“The difficulty lies not in the new ideas, but in escaping from the old ones,” wrote British economist John Maynard Keynes in his 1935 text The General Theory of Employment, Interest and Money. “As these old ideas ramify, for those brought up as most of us have been, into every corner of our minds.” Keynes was a maverick economist. The popular school of economic thought in the early 20th century stressed the importance of the micro level and private sector of economics in influencing the public and macro level institutions of the economy. The popular thought was that because humans were rational in their pursuit to maximize their commodities and satisfaction, the free market would remain efficient and operate properly because it offered the best opportunity for individuals to create an economy that could insure maximum utility. In the wake of an economic collapse during the Great Depression, John Keynes launched what would be known as an economic “Keynesian Revolution” that stressed the importance of the mixed economy: one that valued the neoclassical importance of the micro level, with the need for accountability and stability protected by the macro level.
“Capitalism is the astounding belief that the most wickedest of men will do the most wickedest of things for the greatest good of everyone,” Keynes wrote facetiously. This ridicule encapsulates exactly what the economic Keynesian Revolution sought to accomplish. Keynes wanted to highlight that the belief held by neoclassical economists that the health of the economy (in terms of commodity values and national employment) was dictated by labor costs and marginal utility alone viewed only part of the equation. For Keynes, the value of a commodity was dictated by how much it cost – and as a result, the monetary economy needed to be looked at first and foremost when deciding how to rectify economic woes. A healthy economy needs plenty of money circulation and consumer spending, which is known as the aggregate demand of an economy. Keynes asserted that during tough economic times with high unemployment, the private sector was inadequate in remedying depressions. Indeed, the micro level was not only helpless, but inaction by the private sector often made economic crisis even worse! If there was high unemployment in the private sector, then consumer spending decreases which in turn affects output production which hurts unemployment, and the positive feedback cycle is exacerbated. Resultantly, Keynes offered a solution that balanced macro level Keynesian ideas with neoclassical economics focus on the micro level: a combination that became characterized as neoclassical synthesis.

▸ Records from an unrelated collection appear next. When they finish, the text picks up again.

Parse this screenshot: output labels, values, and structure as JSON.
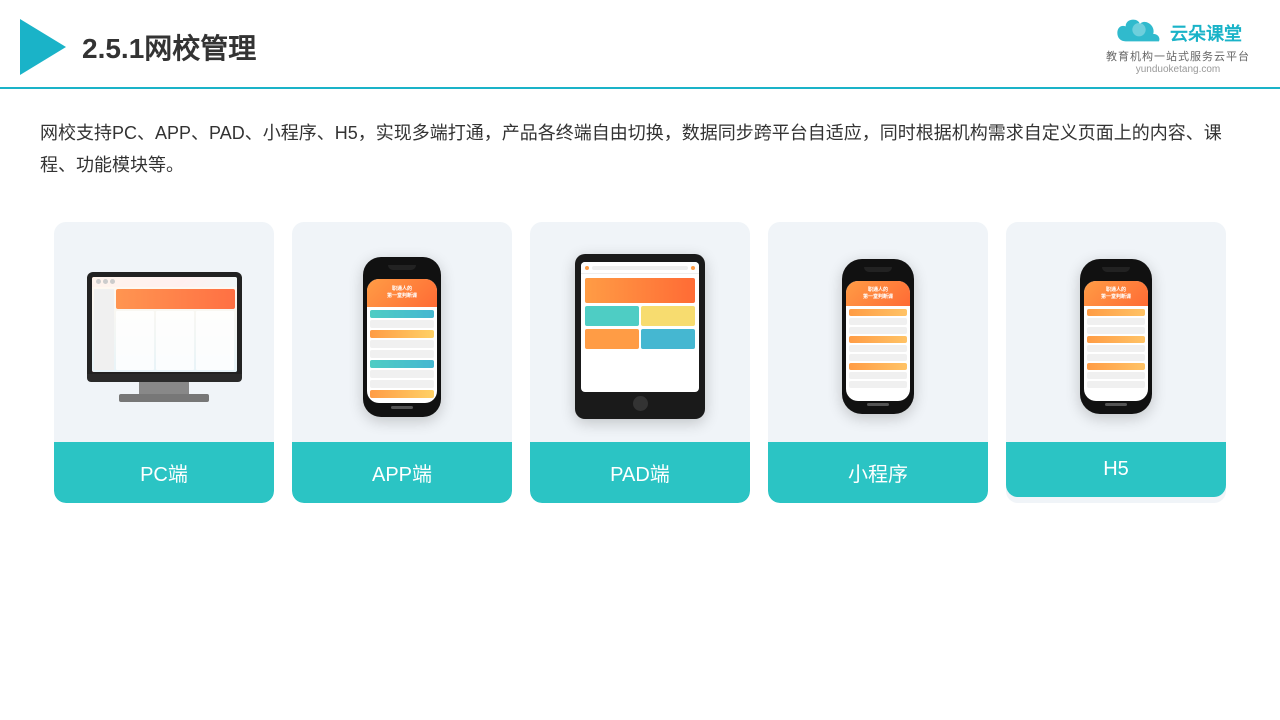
{
  "header": {
    "title": "2.5.1网校管理",
    "brand": {
      "name": "云朵课堂",
      "url": "yunduoketang.com",
      "tagline": "教育机构一站式服务云平台"
    }
  },
  "description": "网校支持PC、APP、PAD、小程序、H5，实现多端打通，产品各终端自由切换，数据同步跨平台自适应，同时根据机构需求自定义页面上的内容、课程、功能模块等。",
  "cards": [
    {
      "id": "pc",
      "label": "PC端"
    },
    {
      "id": "app",
      "label": "APP端"
    },
    {
      "id": "pad",
      "label": "PAD端"
    },
    {
      "id": "miniprogram",
      "label": "小程序"
    },
    {
      "id": "h5",
      "label": "H5"
    }
  ],
  "colors": {
    "accent": "#1ab3c8",
    "teal": "#2bc4c4",
    "text_dark": "#333333",
    "text_mid": "#666666",
    "card_bg": "#f0f4f8"
  }
}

“Most men love money and security more, and creation and construction less, as they get older.” Like neoclassical economists, Keynes agreed that great attention to the private sector was a positive thing. Protectionist or state-run economies were inefficient, repressive, and compromised human nature urge to pursue maximum utility in their daily life. Even Keynesian macro economics stressed the importance of low interest rates and taxes as incentives to have consumers spend as they wish. However, as noted, the private sector was prone to deviate from the stable equilibrium seen in a robust economy. Whether because of overspending, under spending, over consumption, under consumption – the middle ground is hard to achieve in the long term with neoclassical economics. Therefore, Keynesian macro economics proposed that greater involvement was required from the public sector, such as from banks or the government, to prevent high unemployment and to help stabilize the equilibrium. Government investment during times of economic depressions can help stimulate the economy on the micro-level. Critics from the left and right argue against the role of government to artificially stimulate demand in an economy, but in the wake of World War II, the “Keynesian Consensus” and neoclassical synthesis was adopted in many countries to boost supply and demand.
Neoclassical synthesis became – and remains to be – the most popular system of economics employed by states. The balance between the public and private sector demonstrate a meeting between neoclassical economic and Keynesian macro economic thought. Economists that supported neoclassical synthesis, such as John Hicks, linked the neoclassical model of diminishing utility with the role of prices which may be held in check by government forces. Affordability, prices, and employment can be partly the responsibility of the public sector if the micro goes astray. Understanding employment and the methods used to insure employment has become the cornerstone of neoclassical synthesis. Keynesian macro economics are viewed to provide stability in an otherwise uncertain private sector.